「友だちはそんなに必要ないけれど、仲間はそこそこいたほうがよい」 という話。

「友だちはそんなに必要ないけれど、仲間はそこそこいたほうがよい」

そんな話を、吉本ばなな氏の『吉本ばななが友だちの悩みについて答える』(2021年 朝日文庫 p.22)で読んだ(もとは雀鬼・桜井章一氏の言葉らしい。原著をご存知のかたは教えてください)。

 

友だちと仲間はそうキレイに線を引けるものでもないが、この考えかたは面白い。 仲間のイメージで一番わかりやすいのは「仕事仲間」だろう。

同じタスクを力を合わせてやっていったり、同じ方向を向いて切磋琢磨したりする。

 

では、友だちと仲間はどう違うのかというと、パーソナルスペースへの侵入を許せるかかもしれない。

前掲書で書かれていたのは、友だちというのは、家に上がってこられて「喉渇いたな。
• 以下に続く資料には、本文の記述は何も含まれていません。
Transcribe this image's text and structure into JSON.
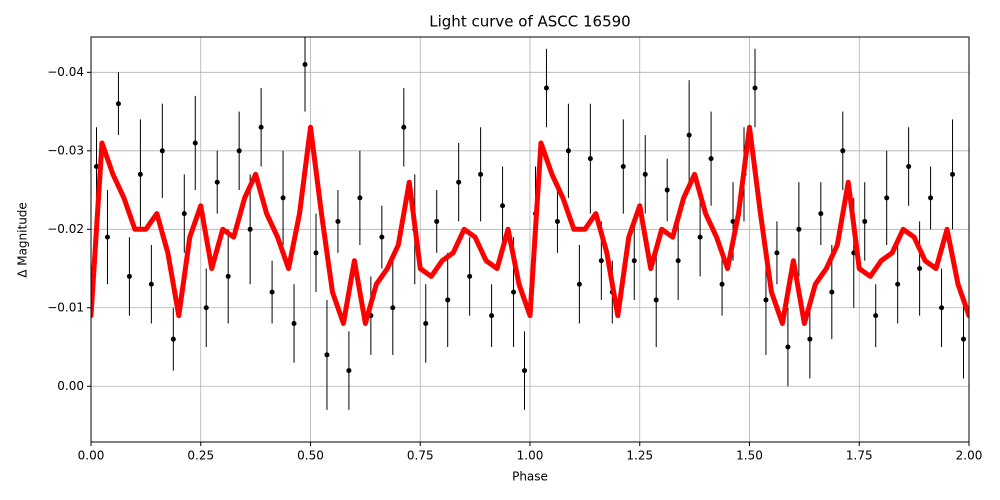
{
  "chart_data": {
    "type": "scatter",
    "title": "Light curve of ASCC 16590",
    "xlabel": "Phase",
    "ylabel": "Δ Magnitude",
    "xlim": [
      0,
      2
    ],
    "ylim": [
      -0.0445,
      0.0071
    ],
    "y_inverted": true,
    "grid": true,
    "xticks": [
      {
        "value": 0,
        "label": "0.00"
      },
      0.25,
      {
        "value": 0.5,
        "label": "0.50"
      },
      0.75,
      {
        "value": 1,
        "label": "1.00"
      },
      1.25,
      {
        "value": 1.5,
        "label": "1.50"
      },
      1.75,
      {
        "value": 2,
        "label": "2.00"
      }
    ],
    "yticks": [
      {
        "value": -0.04,
        "label": "−0.04"
      },
      {
        "value": -0.03,
        "label": "−0.03"
      },
      {
        "value": -0.02,
        "label": "−0.02"
      },
      {
        "value": -0.01,
        "label": "−0.01"
      },
      {
        "value": 0,
        "label": "0.00"
      }
    ],
    "series": [
      {
        "type": "errorbar",
        "color": "#000000",
        "x": [
          0.0125,
          0.0375,
          0.0625,
          0.0875,
          0.1125,
          0.1375,
          0.1625,
          0.1875,
          0.2125,
          0.2375,
          0.2625,
          0.2875,
          0.3125,
          0.3375,
          0.3625,
          0.3875,
          0.4125,
          0.4375,
          0.4625,
          0.4875,
          0.5125,
          0.5375,
          0.5625,
          0.5875,
          0.6125,
          0.6375,
          0.6625,
          0.6875,
          0.7125,
          0.7375,
          0.7625,
          0.7875,
          0.8125,
          0.8375,
          0.8625,
          0.8875,
          0.9125,
          0.9375,
          0.9625,
          0.9875,
          1.0125,
          1.0375,
          1.0625,
          1.0875,
          1.1125,
          1.1375,
          1.1625,
          1.1875,
          1.2125,
          1.2375,
          1.2625,
          1.2875,
          1.3125,
          1.3375,
          1.3625,
          1.3875,
          1.4125,
          1.4375,
          1.4625,
          1.4875,
          1.5125,
          1.5375,
          1.5625,
          1.5875,
          1.6125,
          1.6375,
          1.6625,
          1.6875,
          1.7125,
          1.7375,
          1.7625,
          1.7875,
          1.8125,
          1.8375,
          1.8625,
          1.8875,
          1.9125,
          1.9375,
          1.9625,
          1.9875
        ],
        "values": [
          -0.028,
          -0.019,
          -0.036,
          -0.014,
          -0.027,
          -0.013,
          -0.03,
          -0.006,
          -0.022,
          -0.031,
          -0.01,
          -0.026,
          -0.014,
          -0.03,
          -0.02,
          -0.033,
          -0.012,
          -0.024,
          -0.008,
          -0.041,
          -0.017,
          -0.004,
          -0.021,
          -0.002,
          -0.024,
          -0.009,
          -0.019,
          -0.01,
          -0.033,
          -0.02,
          -0.008,
          -0.021,
          -0.011,
          -0.026,
          -0.014,
          -0.027,
          -0.009,
          -0.023,
          -0.012,
          -0.002,
          -0.022,
          -0.038,
          -0.021,
          -0.03,
          -0.013,
          -0.029,
          -0.016,
          -0.012,
          -0.028,
          -0.016,
          -0.027,
          -0.011,
          -0.025,
          -0.016,
          -0.032,
          -0.019,
          -0.029,
          -0.013,
          -0.021,
          -0.027,
          -0.038,
          -0.011,
          -0.017,
          -0.005,
          -0.02,
          -0.006,
          -0.022,
          -0.012,
          -0.03,
          -0.017,
          -0.021,
          -0.009,
          -0.024,
          -0.013,
          -0.028,
          -0.015,
          -0.024,
          -0.01,
          -0.027,
          -0.006
        ],
        "errors": [
          0.005,
          0.006,
          0.004,
          0.005,
          0.007,
          0.005,
          0.006,
          0.004,
          0.005,
          0.006,
          0.005,
          0.004,
          0.006,
          0.005,
          0.007,
          0.005,
          0.004,
          0.006,
          0.005,
          0.006,
          0.005,
          0.007,
          0.004,
          0.005,
          0.006,
          0.005,
          0.004,
          0.006,
          0.005,
          0.007,
          0.005,
          0.004,
          0.006,
          0.005,
          0.005,
          0.006,
          0.004,
          0.005,
          0.007,
          0.005,
          0.006,
          0.005,
          0.004,
          0.006,
          0.005,
          0.007,
          0.005,
          0.004,
          0.006,
          0.005,
          0.005,
          0.006,
          0.004,
          0.005,
          0.007,
          0.005,
          0.006,
          0.004,
          0.005,
          0.006,
          0.005,
          0.007,
          0.004,
          0.005,
          0.006,
          0.005,
          0.004,
          0.006,
          0.005,
          0.007,
          0.005,
          0.004,
          0.006,
          0.005,
          0.005,
          0.006,
          0.004,
          0.005,
          0.007,
          0.005
        ]
      },
      {
        "type": "line",
        "color": "#ff0000",
        "x": [
          0,
          0.025,
          0.05,
          0.075,
          0.1,
          0.125,
          0.15,
          0.175,
          0.2,
          0.225,
          0.25,
          0.275,
          0.3,
          0.325,
          0.35,
          0.375,
          0.4,
          0.425,
          0.45,
          0.475,
          0.5,
          0.525,
          0.55,
          0.575,
          0.6,
          0.625,
          0.65,
          0.675,
          0.7,
          0.725,
          0.75,
          0.775,
          0.8,
          0.825,
          0.85,
          0.875,
          0.9,
          0.925,
          0.95,
          0.975,
          1,
          1.025,
          1.05,
          1.075,
          1.1,
          1.125,
          1.15,
          1.175,
          1.2,
          1.225,
          1.25,
          1.275,
          1.3,
          1.325,
          1.35,
          1.375,
          1.4,
          1.425,
          1.45,
          1.475,
          1.5,
          1.525,
          1.55,
          1.575,
          1.6,
          1.625,
          1.65,
          1.675,
          1.7,
          1.725,
          1.75,
          1.775,
          1.8,
          1.825,
          1.85,
          1.875,
          1.9,
          1.925,
          1.95,
          1.975,
          2
        ],
        "values": [
          -0.009,
          -0.031,
          -0.027,
          -0.024,
          -0.02,
          -0.02,
          -0.022,
          -0.017,
          -0.009,
          -0.019,
          -0.023,
          -0.015,
          -0.02,
          -0.019,
          -0.024,
          -0.027,
          -0.022,
          -0.019,
          -0.015,
          -0.022,
          -0.033,
          -0.022,
          -0.012,
          -0.008,
          -0.016,
          -0.008,
          -0.013,
          -0.015,
          -0.018,
          -0.026,
          -0.015,
          -0.014,
          -0.016,
          -0.017,
          -0.02,
          -0.019,
          -0.016,
          -0.015,
          -0.02,
          -0.013,
          -0.009,
          -0.031,
          -0.027,
          -0.024,
          -0.02,
          -0.02,
          -0.022,
          -0.017,
          -0.009,
          -0.019,
          -0.023,
          -0.015,
          -0.02,
          -0.019,
          -0.024,
          -0.027,
          -0.022,
          -0.019,
          -0.015,
          -0.022,
          -0.033,
          -0.022,
          -0.012,
          -0.008,
          -0.016,
          -0.008,
          -0.013,
          -0.015,
          -0.018,
          -0.026,
          -0.015,
          -0.014,
          -0.016,
          -0.017,
          -0.02,
          -0.019,
          -0.016,
          -0.015,
          -0.02,
          -0.013,
          -0.009
        ]
      }
    ]
  }
}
何かない?」と言われて「冷蔵庫の中にジュースあるから勝手にどうぞ」と言える関係性。

あるいは部屋に入ってきて「疲れたからちょっと横になってていい?」と言われて「どーぞー」と言える間柄。

 

友だちの定義は人それぞれだけれど、たとえば仕事仲間だと、いきなり自分ちに上がってこられて勝手に冷蔵庫開けられたりゴロンと横になられたりしたら「え、何この人?!」と困惑するだろう。 確かにそう考えると、友だちと仲間は必ずしも一致しない。

 

友だちと仲間は時に重なりあうし無理やり切り分けなくてもよいが、「友だちはそんなに必要ないけれど、仲間はそこそこいたほうがよい」という考えかたは、たぶん生きていく上でとても役に立つように思う。